Paul paints a rosy picture but doesn't mention that incomes for lower and middle-class families have fallen since the 80s. This golden age of entrepreneurship hasn't benefitted the vast majority of people and the increase in the Gini coefficient isn't simply that more companies are being started. The rich are getting richer and the poor are getting poorer.
You would think, after having been on the side of labor in its fight with capital for almost two centuries, that the far left would be happy that labor has finally prevailed. But none of them seem to be. You can almost hear them saying "No, no, not that way."
And there we have it. The slight injection of his true ideology relegated to the notes section and vague enough that some might ignore. But keep in mind this is the same guy who argued against a wealth tax. His seemingly impartial and logical writing attempts to hide his true intentions.
Is this really about how people get rich or why we should all be happy that people like PG are getting richer while tons of people and struggling to meet their basic needs.
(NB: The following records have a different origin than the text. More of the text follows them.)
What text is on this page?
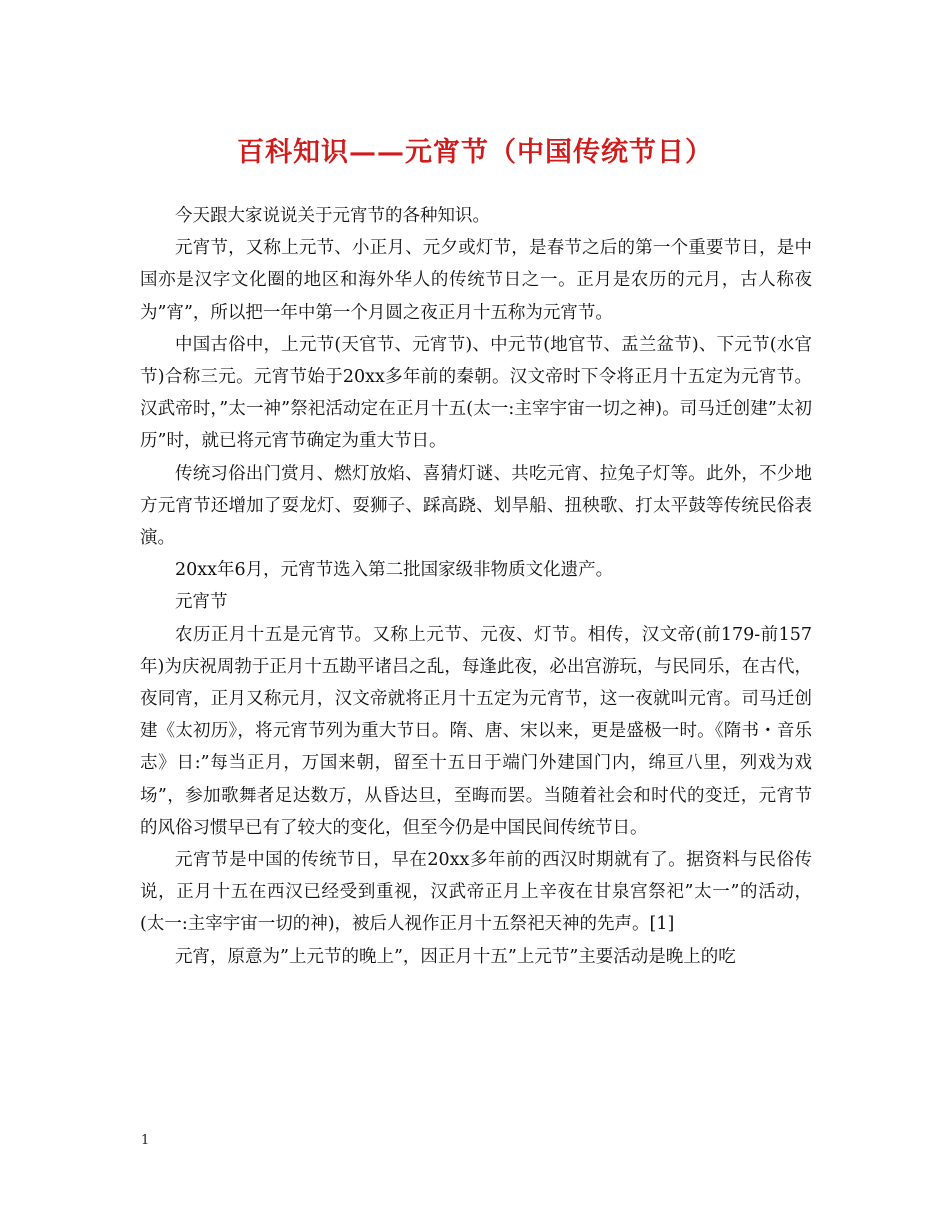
百科知识——元宵节（中国传统节日）

今天跟大家说说关于元宵节的各种知识。

元宵节，又称上元节、小正月、元夕或灯节，是春节之后的第一个重要节日，是中国亦是汉字文化圈的地区和海外华人的传统节日之一。正月是农历的元月，古人称夜为”宵”，所以把一年中第一个月圆之夜正月十五称为元宵节。

中国古俗中，上元节(天官节、元宵节)、中元节(地官节、盂兰盆节)、下元节(水官节)合称三元。元宵节始于20xx多年前的秦朝。汉文帝时下令将正月十五定为元宵节。汉武帝时，”太一神”祭祀活动定在正月十五(太一:主宰宇宙一切之神)。司马迁创建”太初历”时，就已将元宵节确定为重大节日。

传统习俗出门赏月、燃灯放焰、喜猜灯谜、共吃元宵、拉兔子灯等。此外，不少地方元宵节还增加了耍龙灯、耍狮子、踩高跷、划旱船、扭秧歌、打太平鼓等传统民俗表演。

20xx年6月，元宵节选入第二批国家级非物质文化遗产。

元宵节

农历正月十五是元宵节。又称上元节、元夜、灯节。相传，汉文帝(前179-前157年)为庆祝周勃于正月十五勘平诸吕之乱，每逢此夜，必出宫游玩，与民同乐，在古代，夜同宵，正月又称元月，汉文帝就将正月十五定为元宵节，这一夜就叫元宵。司马迁创建《太初历》，将元宵节列为重大节日。隋、唐、宋以来，更是盛极一时。《隋书・音乐志》日:”每当正月，万国来朝，留至十五日于端门外建国门内，绵亘八里，列戏为戏场”，参加歌舞者足达数万，从昏达旦，至晦而罢。当随着社会和时代的变迁，元宵节的风俗习惯早已有了较大的变化，但至今仍是中国民间传统节日。

元宵节是中国的传统节日，早在20xx多年前的西汉时期就有了。据资料与民俗传说，正月十五在西汉已经受到重视，汉武帝正月上辛夜在甘泉宫祭祀”太一”的活动，(太一:主宰宇宙一切的神)，被后人视作正月十五祭祀天神的先声。[1]

元宵，原意为”上元节的晚上”，因正月十五”上元节”主要活动是晚上的吃

1
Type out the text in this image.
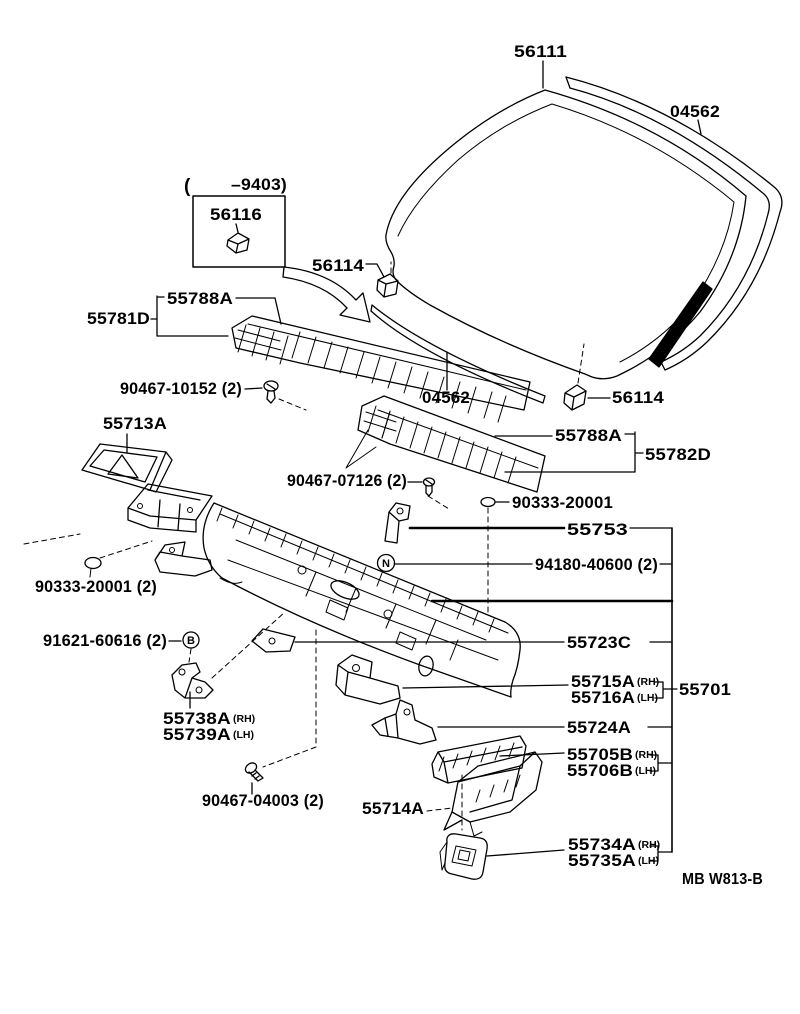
56111
04562
( –9403)
56116
56114
55788A
55781D
90467-10152 (2)
55713A
04562	56114
55788A
55782D
90467-07126 (2)
90333-20001
55753
94180-40600 (2)
90333-20001 (2)
55723C
91621-60616 (2)
55715A (RH)
55716A (LH) 55701
55738A (RH)
55739A (LH)	55724A
55705B (RH)
55706B (LH)
90467-04003 (2) 55714A
55734A (RH)
55735A (LH)
N
B
MB W813-B
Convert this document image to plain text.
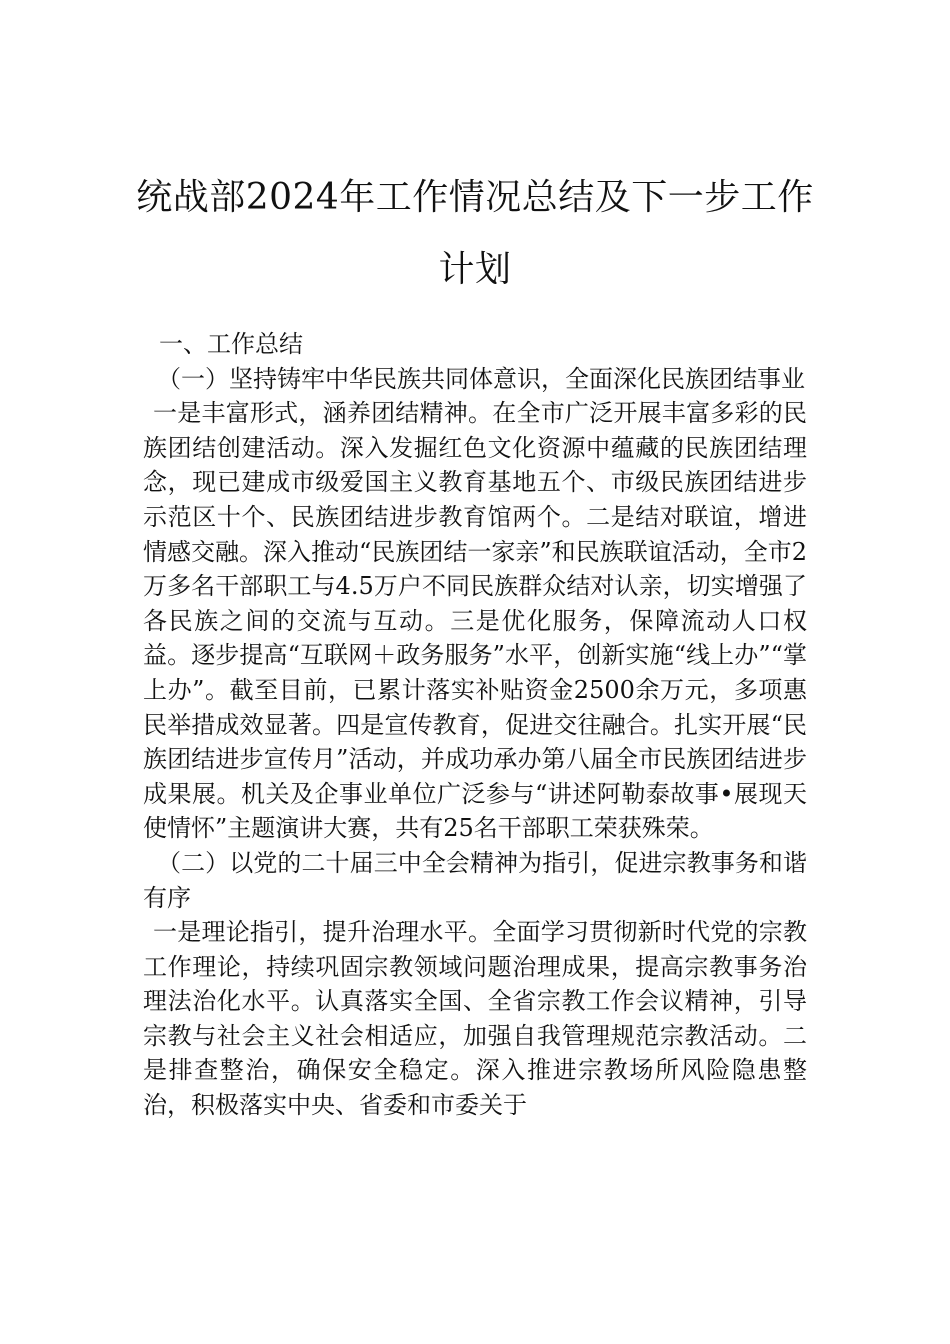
统战部2024年工作情况总结及下一步工作
计划

一、工作总结

（一）坚持铸牢中华民族共同体意识，全面深化民族团结事业

一是丰富形式，涵养团结精神。在全市广泛开展丰富多彩的民族团结创建活动。深入发掘红色文化资源中蕴藏的民族团结理念，现已建成市级爱国主义教育基地五个、市级民族团结进步示范区十个、民族团结进步教育馆两个。二是结对联谊，增进情感交融。深入推动“民族团结一家亲”和民族联谊活动，全市2万多名干部职工与4.5万户不同民族群众结对认亲，切实增强了各民族之间的交流与互动。三是优化服务，保障流动人口权益。逐步提高“互联网＋政务服务”水平，创新实施“线上办”“掌上办”。截至目前，已累计落实补贴资金2500余万元，多项惠民举措成效显著。四是宣传教育，促进交往融合。扎实开展“民族团结进步宣传月”活动，并成功承办第八届全市民族团结进步成果展。机关及企事业单位广泛参与“讲述阿勒泰故事•展现天使情怀”主题演讲大赛，共有25名干部职工荣获殊荣。

（二）以党的二十届三中全会精神为指引，促进宗教事务和谐有序

一是理论指引，提升治理水平。全面学习贯彻新时代党的宗教工作理论，持续巩固宗教领域问题治理成果，提高宗教事务治理法治化水平。认真落实全国、全省宗教工作会议精神，引导宗教与社会主义社会相适应，加强自我管理规范宗教活动。二是排查整治，确保安全稳定。深入推进宗教场所风险隐患整治，积极落实中央、省委和市委关于
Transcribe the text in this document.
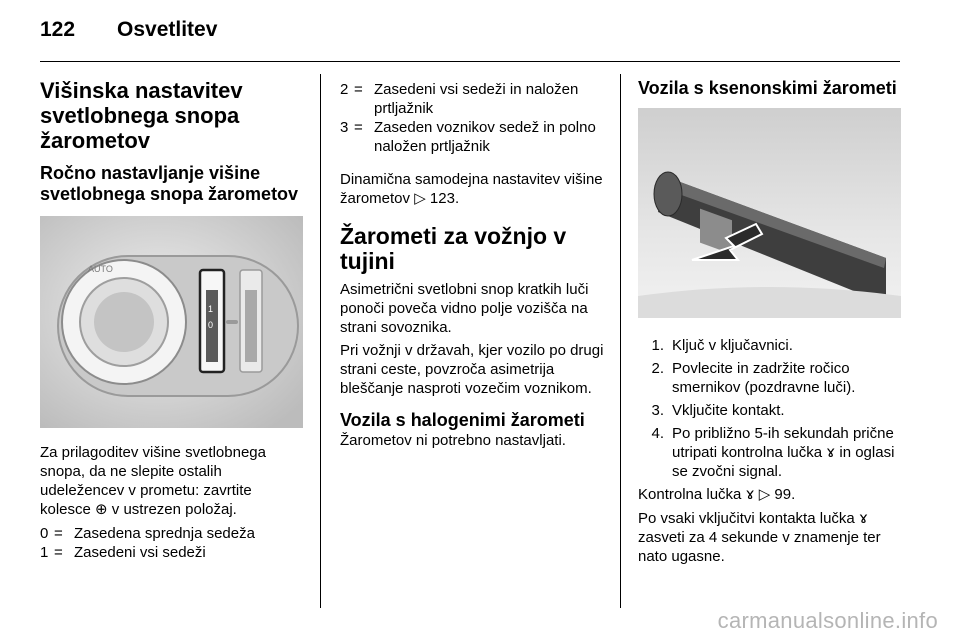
122 Osvetlitev
Višinska nastavitev svetlobnega snopa žarometov
Ročno nastavljanje višine svetlobnega snopa žarometov
AUTO
1
0

Za prilagoditev višine svetlobnega snopa, da ne slepite ostalih udeležencev v prometu: zavrtite kolesce ⊕ v ustrezen položaj.

0 = Zasedena sprednja sedeža
1 = Zasedeni vsi sedeži
2 = Zasedeni vsi sedeži in naložen prtljažnik
3 = Zaseden voznikov sedež in polno naložen prtljažnik

Dinamična samodejna nastavitev višine žarometov ▷ 123.

Žarometi za vožnjo v tujini

Asimetrični svetlobni snop kratkih luči ponoči poveča vidno polje voziščа na strani sovoznika.

Pri vožnji v državah, kjer vozilo po drugi strani ceste, povzroča asimetrija bleščanje nasproti vozečim voznikom.

Vozila s halogenimi žarometi

Žarometov ni potrebno nastavljati.

Vozila s ksenonskimi žarometi
1. Ključ v ključavnici.
2. Povlecite in zadržite ročico smernikov (pozdravne luči).
3. Vključite kontakt.
4. Po približno 5-ih sekundah prične utripati kontrolna lučka ɤ in oglasi se zvočni signal.

Kontrolna lučka ɤ ▷ 99.

Po vsaki vključitvi kontakta lučka ɤ zasveti za 4 sekunde v znamenje ter nato ugasne.

carmanualsonline.info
Wealth inequality is just a radical left fairy tale to villainize the hard-working 1%. We could all be rich too, it's so much easier now. Just pull yourself up by your bootstraps.
There's no question that it's easier now than ever to start a new business and reach your market. The internet has had a democratizing effect in this regard. But it's also obvious to anyone outside the SV bubble that it's still only accessible to a small minority of people. Most people don't have the safety net or mental bandwidth to even consider entrepreneurship. It is not a panacea for the masses.
But to use that fact to push the false claim that wealth inequality is solely due to more startups and not a real problem says a lot. This essay is less about how people get rich and more about why it's okay that people like PG are getting rich. They're better than the richest people of 1960. And we can join them. We just need to stop complaining and just be rich instead.